Story Stocks®
Updated: 24-Mar-25 11:42 ET
Kenvue edges modestly higher after landing on another activist investor's radar (KVUE)
Kenvue (KVUE) is once again finding itself in the crosshairs of an activist investment firm after feeling the heat from Starboard Value earlier in the year. According to Bloomberg, TOMS Capital Management has accumulated a stake in KVUE -- the size of which is undisclosed -- and is pushing for the company to separate business units, or to sell itself outright. Since being spun off from Johnson & Johnson (JNJ) in August 2023, KVUE has delivered underwhelming financial results, as reflected in the stock's 9% decline following the separation from JNJ. That subpar performance, including five consecutive quarters of yr/yr revenue declines, has made KVUE a target for activist investors.
- On March 5, KVUE appointed two new independent directors to its Board of Directors and announced that Starboard's Chief Executive Officer and Chief Investment Officer, Jeffrey Smith, will also be joining the Board. The move has placated Starboard, which subsequently withdrew its slate of nominated director candidates. TOMS Capital Management, though, believes that more drastic measures are needed to turn KVUE's fortunes around.
- At this point, it's not clear what specific business unit(s) TOMS Capital Management would like JNJ to spin-off or sell-off. Over the past several years the market has seen some very prominent companies either execute or announce spin-offs, such as General Electric (GE), 3M (MMM), DuPont (DD), and Honeywell (HON). Business separations can create several advantages including valuations that better reflect the individual performances and growth prospects of individual segments, streamlined operations that can reduce complexities and costs, and more strategic flexibility to pursue acquisitions and partnerships.

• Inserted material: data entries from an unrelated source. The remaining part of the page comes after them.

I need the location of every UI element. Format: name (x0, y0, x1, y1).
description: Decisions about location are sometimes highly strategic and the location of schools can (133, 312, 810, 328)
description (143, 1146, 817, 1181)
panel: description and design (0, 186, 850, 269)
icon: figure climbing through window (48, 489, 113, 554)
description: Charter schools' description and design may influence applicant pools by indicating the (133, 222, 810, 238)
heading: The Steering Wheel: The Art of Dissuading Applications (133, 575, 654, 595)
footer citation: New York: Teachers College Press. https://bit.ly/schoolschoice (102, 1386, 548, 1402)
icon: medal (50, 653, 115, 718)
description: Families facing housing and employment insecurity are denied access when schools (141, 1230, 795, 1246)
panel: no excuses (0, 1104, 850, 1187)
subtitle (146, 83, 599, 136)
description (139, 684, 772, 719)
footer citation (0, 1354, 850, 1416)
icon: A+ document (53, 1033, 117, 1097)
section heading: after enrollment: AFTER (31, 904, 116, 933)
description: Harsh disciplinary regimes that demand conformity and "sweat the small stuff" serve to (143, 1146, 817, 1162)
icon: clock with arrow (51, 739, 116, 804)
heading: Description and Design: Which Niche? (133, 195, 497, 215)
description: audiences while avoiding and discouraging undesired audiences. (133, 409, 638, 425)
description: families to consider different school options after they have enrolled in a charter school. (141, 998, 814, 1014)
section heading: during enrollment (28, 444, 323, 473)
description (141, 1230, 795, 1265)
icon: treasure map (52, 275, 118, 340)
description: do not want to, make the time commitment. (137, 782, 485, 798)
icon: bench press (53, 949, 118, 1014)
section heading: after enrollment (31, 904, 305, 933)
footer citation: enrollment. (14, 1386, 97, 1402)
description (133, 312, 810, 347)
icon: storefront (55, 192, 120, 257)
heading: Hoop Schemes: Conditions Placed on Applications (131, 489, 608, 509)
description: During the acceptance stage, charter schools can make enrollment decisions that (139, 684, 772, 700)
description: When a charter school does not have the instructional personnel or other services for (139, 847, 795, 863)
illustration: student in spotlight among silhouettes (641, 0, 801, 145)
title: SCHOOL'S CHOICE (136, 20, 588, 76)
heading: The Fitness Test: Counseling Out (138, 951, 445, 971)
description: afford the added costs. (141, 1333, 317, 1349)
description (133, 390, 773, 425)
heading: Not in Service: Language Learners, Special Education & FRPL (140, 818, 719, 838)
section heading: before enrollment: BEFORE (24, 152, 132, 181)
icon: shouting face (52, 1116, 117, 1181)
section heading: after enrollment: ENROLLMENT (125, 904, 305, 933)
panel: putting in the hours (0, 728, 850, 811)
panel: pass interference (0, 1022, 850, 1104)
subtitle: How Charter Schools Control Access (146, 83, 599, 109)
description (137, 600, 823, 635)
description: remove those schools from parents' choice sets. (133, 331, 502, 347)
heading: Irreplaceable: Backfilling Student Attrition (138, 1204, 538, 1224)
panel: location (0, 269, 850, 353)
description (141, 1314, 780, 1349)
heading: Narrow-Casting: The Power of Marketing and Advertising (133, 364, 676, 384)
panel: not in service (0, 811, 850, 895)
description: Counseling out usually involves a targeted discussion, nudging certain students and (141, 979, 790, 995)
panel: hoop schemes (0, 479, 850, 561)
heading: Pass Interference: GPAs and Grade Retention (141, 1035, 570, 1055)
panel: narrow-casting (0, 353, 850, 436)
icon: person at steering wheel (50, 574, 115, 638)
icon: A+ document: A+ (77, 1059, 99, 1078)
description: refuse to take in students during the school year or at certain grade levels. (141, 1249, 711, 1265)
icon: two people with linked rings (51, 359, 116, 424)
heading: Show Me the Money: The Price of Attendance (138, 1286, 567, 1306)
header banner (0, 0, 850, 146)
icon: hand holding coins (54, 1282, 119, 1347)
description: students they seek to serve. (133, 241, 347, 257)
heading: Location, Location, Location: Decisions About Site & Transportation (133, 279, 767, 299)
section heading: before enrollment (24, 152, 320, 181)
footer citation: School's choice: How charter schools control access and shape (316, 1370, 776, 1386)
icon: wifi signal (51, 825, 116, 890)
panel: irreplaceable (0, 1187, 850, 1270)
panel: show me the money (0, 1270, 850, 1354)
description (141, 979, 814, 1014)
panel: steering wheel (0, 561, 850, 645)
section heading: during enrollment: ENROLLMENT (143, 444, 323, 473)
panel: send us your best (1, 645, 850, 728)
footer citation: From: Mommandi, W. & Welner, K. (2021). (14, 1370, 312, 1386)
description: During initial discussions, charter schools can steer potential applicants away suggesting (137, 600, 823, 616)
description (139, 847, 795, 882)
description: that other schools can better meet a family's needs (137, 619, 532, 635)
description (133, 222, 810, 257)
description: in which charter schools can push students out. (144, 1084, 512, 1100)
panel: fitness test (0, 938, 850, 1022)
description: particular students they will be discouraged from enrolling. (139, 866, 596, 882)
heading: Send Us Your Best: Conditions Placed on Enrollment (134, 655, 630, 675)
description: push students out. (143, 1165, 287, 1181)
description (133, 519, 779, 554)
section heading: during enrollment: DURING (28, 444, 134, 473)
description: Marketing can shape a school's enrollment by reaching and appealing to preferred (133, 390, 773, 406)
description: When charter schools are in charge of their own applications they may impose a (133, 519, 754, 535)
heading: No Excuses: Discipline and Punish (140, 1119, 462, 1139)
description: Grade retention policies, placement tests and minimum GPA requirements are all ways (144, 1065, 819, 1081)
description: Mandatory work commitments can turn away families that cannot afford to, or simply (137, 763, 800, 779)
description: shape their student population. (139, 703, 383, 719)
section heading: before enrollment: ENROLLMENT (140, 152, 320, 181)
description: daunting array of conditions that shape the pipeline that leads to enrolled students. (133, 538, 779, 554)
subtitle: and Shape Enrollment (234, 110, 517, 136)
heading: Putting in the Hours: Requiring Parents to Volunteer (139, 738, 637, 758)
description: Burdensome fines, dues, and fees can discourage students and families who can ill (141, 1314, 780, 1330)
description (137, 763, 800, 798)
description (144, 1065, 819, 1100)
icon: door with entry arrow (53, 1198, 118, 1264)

- In our view, spinning off the struggling skincare and beauty businesses could make strategic sense. The business segment, which owns brands like Neutrogena and Aveeno, experienced a 2.6% increase in organic sales in Q4, but a 4.5% decline for FY24. In comparison, competitor Proctor & Gamble (PG), which owns the Olay, Dove and SK-II brands, delivered organic sales growth of 3% with a low single-digit drop in FY24.
- In addition to tough competition from PG, Unilever (UL), Haleon (HLN), and others, KVUE's Skin Health & Beauty segment is contending with sluggish demand and distributor issues in China. Meanwhile, the company's Self Care business (Tylenol, Benadryl, Visine, etc.) has seen soft demand in the cough and cold category, while a stronger U.S. dollar has hurt both segments. To address these challenges, KVUE has initiated its "Vue Forward" program that's expected to contribute $350 mln in annualized savings by 2026, and it's planning a 20% boost in brand investments, focusing on advertising and social media, particularly targeting Gen Z customers.
- TOMS Capital Management doesn't seem convinced that these actions will be enough to turn the tide for KVUE. It is possible that separating the skin care business from the company could increase shareholder value, but it isn't a guarantee. For example, after disclosing its decision to spin off its freight division on December 19, 2024, shares of FedEx (FDX) are trading lower by about 12% since the announcement.
TOMS Capital Management is advocating for KVUE to further distinguish its operations after being separated from JNJ, which should lead to a more agile and streamlined business should KVUE go the spin-off route. However, a separated KVUE could also lose the sales and cost synergies and efficiencies that it enjoys as a larger company.